Russia’s Next Move on Ukraine

2016/9/27 17:40:13

The most likely scenario for eastern Ukraine is that a low-level conflict will continue to simmer. Moscow needs to give up its pipe dream that a pro-Russian government will come to power in Kiev, and forget its convenient but misleading stereotypes about its large neighbor. 

 


By Dmitri Trenin, Carnegie – Moscow Center

 

Russia’s Ukraine policy is in the spotlight once again over the fragile ceasefire in the Donbas and talk of resurrecting the so-called Normandy format negotiations between the leaders and foreign ministers of Ukraine, Russia, Germany, and France on resolving the conflict in eastern Ukraine. Moscow should realize that Kiev’s anti-Russian stance is here to stay, and reassess its long-term policy regarding its neighbor accordingly.

 

Right now, the main topic of discussion is the implementation of Minsk II, as the agreement reached in the Belarusian capital in February 2015 is known. However, it is unlikely that the agreement will be fully carried out. Minsk II mostly suits Russia, but it hardly does Kiev. Implementation of the agreement would mean autonomy for the Donbas and de facto constitutional regionalization of Ukraine, which would effectively preclude Kiev from even applying for NATO membership.

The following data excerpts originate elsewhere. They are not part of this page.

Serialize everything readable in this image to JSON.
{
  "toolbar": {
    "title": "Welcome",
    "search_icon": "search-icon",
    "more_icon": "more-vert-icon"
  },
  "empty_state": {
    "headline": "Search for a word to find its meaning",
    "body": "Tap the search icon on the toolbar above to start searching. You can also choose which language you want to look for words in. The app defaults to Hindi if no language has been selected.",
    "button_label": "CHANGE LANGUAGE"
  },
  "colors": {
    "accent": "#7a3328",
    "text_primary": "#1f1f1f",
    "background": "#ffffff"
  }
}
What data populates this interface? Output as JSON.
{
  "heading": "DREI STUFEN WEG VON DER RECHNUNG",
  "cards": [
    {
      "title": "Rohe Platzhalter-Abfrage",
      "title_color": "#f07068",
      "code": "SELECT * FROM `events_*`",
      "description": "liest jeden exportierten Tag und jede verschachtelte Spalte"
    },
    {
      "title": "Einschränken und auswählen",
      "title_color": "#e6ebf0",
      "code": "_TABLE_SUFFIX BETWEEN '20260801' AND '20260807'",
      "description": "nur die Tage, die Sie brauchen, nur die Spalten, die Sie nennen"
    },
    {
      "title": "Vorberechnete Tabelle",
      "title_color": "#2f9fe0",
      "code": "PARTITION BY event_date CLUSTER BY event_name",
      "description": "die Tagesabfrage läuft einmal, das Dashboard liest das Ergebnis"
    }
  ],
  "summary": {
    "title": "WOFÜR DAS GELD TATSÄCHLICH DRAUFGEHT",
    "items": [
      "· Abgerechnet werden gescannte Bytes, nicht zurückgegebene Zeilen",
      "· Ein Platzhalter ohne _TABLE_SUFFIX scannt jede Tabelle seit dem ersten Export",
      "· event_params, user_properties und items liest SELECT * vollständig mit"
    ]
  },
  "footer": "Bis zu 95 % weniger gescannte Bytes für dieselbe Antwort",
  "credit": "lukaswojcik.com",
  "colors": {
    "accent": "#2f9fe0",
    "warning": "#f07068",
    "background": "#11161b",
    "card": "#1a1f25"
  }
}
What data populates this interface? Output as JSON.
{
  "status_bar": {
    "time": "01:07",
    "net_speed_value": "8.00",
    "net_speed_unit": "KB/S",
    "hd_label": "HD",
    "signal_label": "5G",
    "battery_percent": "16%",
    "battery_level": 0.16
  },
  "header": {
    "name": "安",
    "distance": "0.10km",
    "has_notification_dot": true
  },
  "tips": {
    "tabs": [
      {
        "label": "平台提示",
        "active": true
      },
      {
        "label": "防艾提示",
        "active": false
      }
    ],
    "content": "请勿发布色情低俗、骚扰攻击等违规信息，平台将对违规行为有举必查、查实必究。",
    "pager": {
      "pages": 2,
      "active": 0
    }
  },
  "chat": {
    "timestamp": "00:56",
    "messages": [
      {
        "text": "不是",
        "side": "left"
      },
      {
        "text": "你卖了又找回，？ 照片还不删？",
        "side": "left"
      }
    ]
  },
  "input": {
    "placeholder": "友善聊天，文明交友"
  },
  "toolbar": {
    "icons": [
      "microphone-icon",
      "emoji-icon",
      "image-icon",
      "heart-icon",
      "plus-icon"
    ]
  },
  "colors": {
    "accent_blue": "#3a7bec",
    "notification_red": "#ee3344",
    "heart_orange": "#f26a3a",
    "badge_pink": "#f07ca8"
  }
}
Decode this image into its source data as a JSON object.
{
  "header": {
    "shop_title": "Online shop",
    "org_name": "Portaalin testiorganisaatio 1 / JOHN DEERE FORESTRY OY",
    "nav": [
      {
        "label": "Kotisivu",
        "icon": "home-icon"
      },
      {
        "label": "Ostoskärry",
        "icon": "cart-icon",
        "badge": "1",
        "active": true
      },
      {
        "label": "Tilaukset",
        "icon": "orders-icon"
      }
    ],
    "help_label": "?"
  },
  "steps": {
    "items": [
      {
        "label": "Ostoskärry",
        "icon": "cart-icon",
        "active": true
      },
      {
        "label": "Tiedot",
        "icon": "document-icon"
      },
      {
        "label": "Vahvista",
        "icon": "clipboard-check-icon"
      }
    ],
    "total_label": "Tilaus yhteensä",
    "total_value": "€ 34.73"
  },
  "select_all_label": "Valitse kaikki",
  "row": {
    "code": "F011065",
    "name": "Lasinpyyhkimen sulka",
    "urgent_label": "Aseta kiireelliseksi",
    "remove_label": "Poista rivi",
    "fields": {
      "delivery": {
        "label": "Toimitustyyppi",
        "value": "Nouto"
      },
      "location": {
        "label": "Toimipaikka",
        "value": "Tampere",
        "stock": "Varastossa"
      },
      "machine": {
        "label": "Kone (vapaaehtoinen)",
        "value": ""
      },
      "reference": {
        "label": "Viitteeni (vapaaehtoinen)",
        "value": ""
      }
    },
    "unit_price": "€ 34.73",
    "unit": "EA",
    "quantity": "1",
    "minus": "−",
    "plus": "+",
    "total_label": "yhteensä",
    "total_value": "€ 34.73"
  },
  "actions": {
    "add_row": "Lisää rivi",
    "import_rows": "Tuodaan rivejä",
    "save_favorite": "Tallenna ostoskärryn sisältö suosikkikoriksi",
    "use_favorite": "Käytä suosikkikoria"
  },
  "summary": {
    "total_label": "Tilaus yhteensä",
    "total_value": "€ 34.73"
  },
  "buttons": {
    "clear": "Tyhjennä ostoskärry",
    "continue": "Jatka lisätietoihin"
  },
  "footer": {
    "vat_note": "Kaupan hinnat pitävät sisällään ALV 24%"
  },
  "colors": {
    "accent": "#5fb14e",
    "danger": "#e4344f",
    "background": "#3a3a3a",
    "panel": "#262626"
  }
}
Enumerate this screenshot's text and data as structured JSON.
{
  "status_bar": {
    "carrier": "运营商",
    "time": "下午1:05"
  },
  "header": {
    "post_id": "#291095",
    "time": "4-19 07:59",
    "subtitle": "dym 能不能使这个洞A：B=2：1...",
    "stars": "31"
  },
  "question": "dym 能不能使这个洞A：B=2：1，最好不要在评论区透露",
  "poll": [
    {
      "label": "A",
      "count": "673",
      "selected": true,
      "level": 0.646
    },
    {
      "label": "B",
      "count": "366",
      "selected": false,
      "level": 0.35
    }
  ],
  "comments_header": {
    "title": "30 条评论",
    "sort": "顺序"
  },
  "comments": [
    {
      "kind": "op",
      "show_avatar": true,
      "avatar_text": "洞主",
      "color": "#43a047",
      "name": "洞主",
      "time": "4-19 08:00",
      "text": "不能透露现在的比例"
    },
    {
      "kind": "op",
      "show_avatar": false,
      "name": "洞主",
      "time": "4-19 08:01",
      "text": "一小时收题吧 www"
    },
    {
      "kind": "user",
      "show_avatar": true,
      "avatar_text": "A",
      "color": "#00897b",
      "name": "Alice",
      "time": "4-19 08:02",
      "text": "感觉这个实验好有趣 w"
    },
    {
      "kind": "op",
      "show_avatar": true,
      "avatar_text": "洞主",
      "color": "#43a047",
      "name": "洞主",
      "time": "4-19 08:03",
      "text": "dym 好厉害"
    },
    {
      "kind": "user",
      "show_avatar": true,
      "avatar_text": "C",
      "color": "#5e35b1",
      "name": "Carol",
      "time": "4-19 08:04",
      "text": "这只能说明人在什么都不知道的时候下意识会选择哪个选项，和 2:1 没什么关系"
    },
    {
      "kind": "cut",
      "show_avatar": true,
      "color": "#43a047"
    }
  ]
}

It would legitimize a Russian enclave in the Donbas and provide amnesty for leaders of the self-proclaimed Donetsk and Luhansk people’s republics, and it would transfer responsibility for the welfare of the region’s more than one million people from Moscow to Kiev.

 

Ukrainian President Petro Poroshenko signed the Minsk accords under strong pressure from Europe, in particular Germany, which feared that the armed conflict would spread and result in a major war in Europe’s east. However, there is a big difference between signing an agreement and announcing a ceasefire on the one hand, and implementing the agreement and resolving the conflict on the other. The current Ukrainian authorities simply cannot fully comply with Minsk II without precipitating a major domestic crisis that would jeopardize the stability of the regime itself.

 

Berlin and Paris are powerless to effectively pressure Kiev, and Washington is unwilling to do so. The continued confrontation between Russia and Ukraine and the tension in Russia-EU relations help the United States to contain Russia and increase demand for U.S. leadership in the Old World.

 

So while Moscow and the European capitals have no reason to reject Minsk II, Kiev will openly resist it, citing Moscow’s military assistance to Donetsk and Luhansk and constant shelling along the line of contact. Not to forget there are also those in the Donbas who are less than enthusiastic about reintegration with Ukraine and who occasionally also trigger skirmishes.